The Supreme Court declined to decide the issue. Rather, it held that the language of the Constitution granted sole “authority in the Senate to determine procedures for trying an impeached official, unreviewable by the courts.”
As to the question of an impeachment trial for a former official, the Senate has already spoken; there is an established precedent. In 1876, when President Grant’s secretary of War, William W. Belknap, resigned just before he was to be impeached for corruption, the House went ahead anyway and so did a Senate trial — neither of which actions fit Paul’s reasoning. (For more details, see University of Texas Law School professor Stephen Vladeck’s recent essay on the precedent in the New York Times.)
Some senators in Belknap’s case, like Paul today, expressed doubt about the constitutionality of trying an official who was already “removed.” But the Senate as a body nonetheless concluded that it had the power that Paul wants to argue the Constitution precludes.
It’s true that in practice nothing can stop an individual senator from substituting their judgment for the authoritative one of the full chamber. But that is not constitutionalism; it is rather brute force politics of the sort Sen. Mitch McConnell and the Republicans have practiced for five years when they were in the majority.

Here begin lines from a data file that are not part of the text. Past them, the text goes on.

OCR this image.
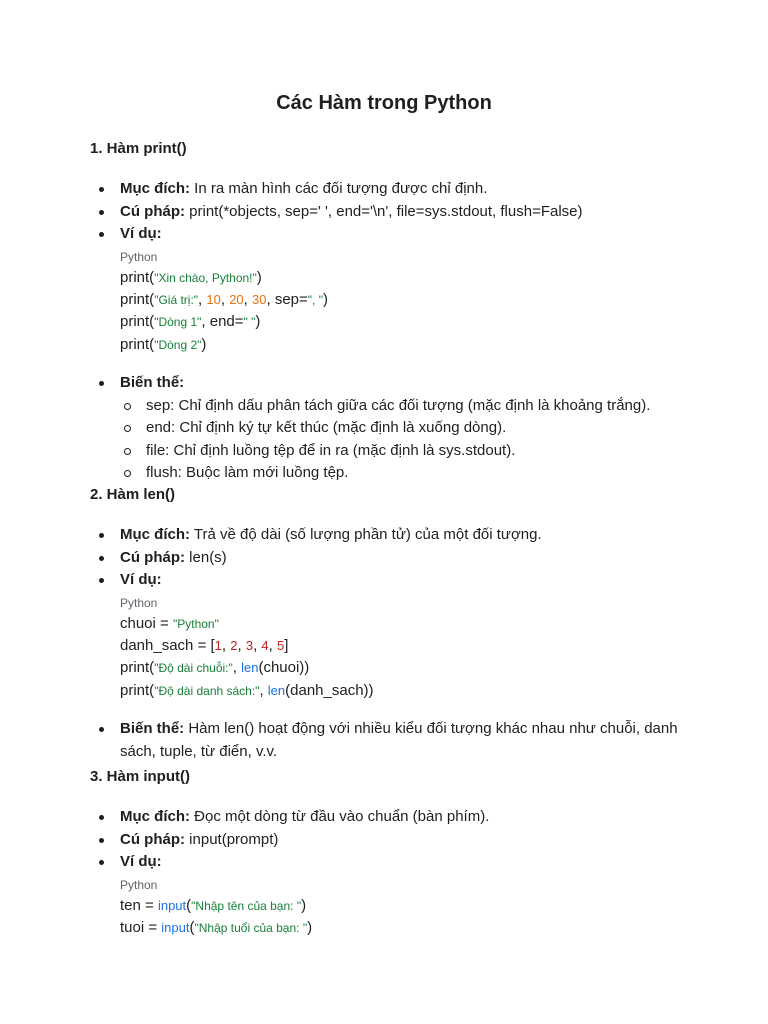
Các Hàm trong Python

1. Hàm print()

Mục đích: In ra màn hình các đối tượng được chỉ định.
Cú pháp: print(*objects, sep=' ', end='\n', file=sys.stdout, flush=False)
Ví dụ:
Python
print("Xin chào, Python!")
print("Giá trị:", 10, 20, 30, sep=", ")
print("Dòng 1", end=" ")
print("Dòng 2")
Biến thể:
sep: Chỉ định dấu phân tách giữa các đối tượng (mặc định là khoảng trắng).
end: Chỉ định ký tự kết thúc (mặc định là xuống dòng).
file: Chỉ định luồng tệp để in ra (mặc định là sys.stdout).
flush: Buộc làm mới luồng tệp.

2. Hàm len()

Mục đích: Trả về độ dài (số lượng phần tử) của một đối tượng.
Cú pháp: len(s)
Ví dụ:
Python
chuoi = "Python"
danh_sach = [1, 2, 3, 4, 5]
print("Độ dài chuỗi:", len(chuoi))
print("Độ dài danh sách:", len(danh_sach))
Biến thể: Hàm len() hoạt động với nhiều kiểu đối tượng khác nhau như chuỗi, danh sách, tuple, từ điển, v.v.

3. Hàm input()

Mục đích: Đọc một dòng từ đầu vào chuẩn (bàn phím).
Cú pháp: input(prompt)
Ví dụ:
Python
ten = input("Nhập tên của bạn: ")
tuoi = input("Nhập tuổi của bạn: ")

Tuesday’s vote is a particularly outrageous maneuver, given that McConnell, while still majority leader, had closed the Senate until Jan. 19, preventing a second Trump impeachment trial from beginning while the former president was still in office.

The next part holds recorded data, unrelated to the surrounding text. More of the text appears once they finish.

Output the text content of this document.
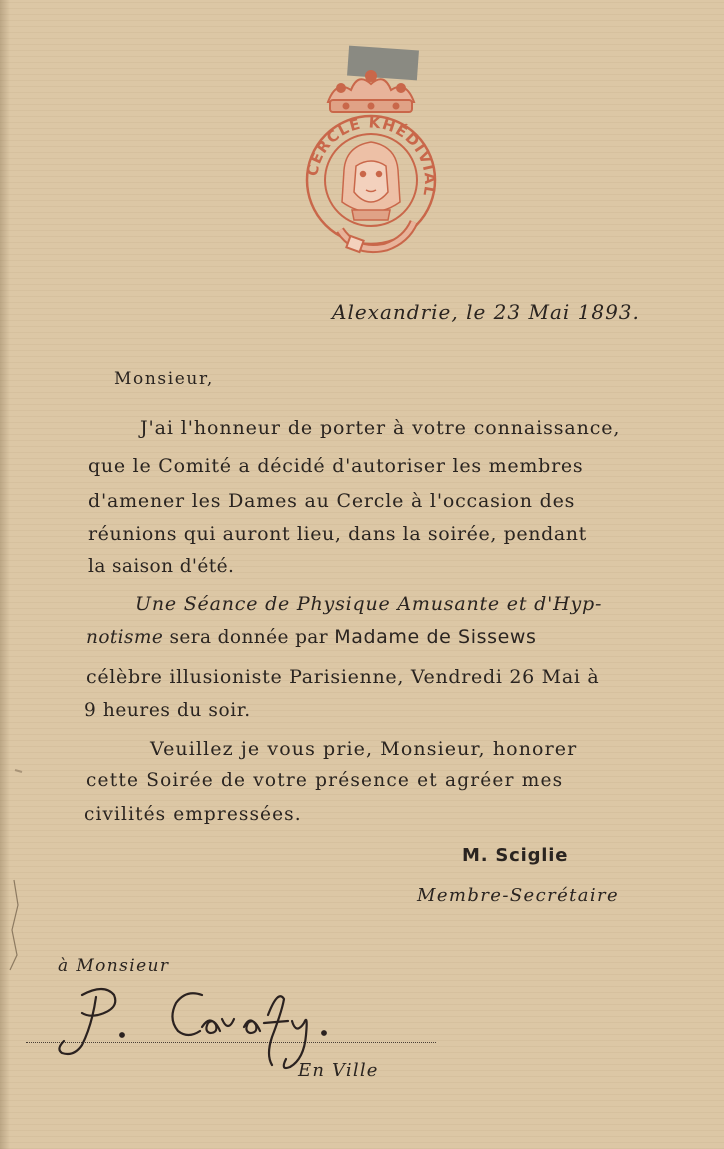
CERCLE KHÉDIVIAL
Alexandrie, le 23 Mai 1893.
Monsieur,
J'ai l'honneur de porter à votre connaissance,
que le Comité a décidé d'autoriser les membres
d'amener les Dames au Cercle à l'occasion des
réunions qui auront lieu, dans la soirée, pendant
la saison d'été.
Une Séance de Physique Amusante et d'Hyp-
notisme sera donnée par Madame de Sissews
célèbre illusioniste Parisienne, Vendredi 26 Mai à
9 heures du soir.
Veuillez je vous prie, Monsieur, honorer
cette Soirée de votre présence et agréer mes
civilités empressées.
M. Sciglie
Membre-Secrétaire
à Monsieur
En Ville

Trump has now been charged twice by the House with the most serious misbehavior of any president in history. In the first instance, all but one of the Senate Republicans sat on their hands: They announced their judgment before the trial while refusing efforts to augment the evidentiary record. Now they are apparently prepared to hide behind the Constitution — improperly — to again avoid addressing the merits of a strong case against Trump.
If the Republican senators acquit the former president on spurious jurisdictional grounds, they will have neglected their highest duty. The country deserves a public judgment about whether Trump violated his oath of office on Jan. 6. The Constitution demands it as well.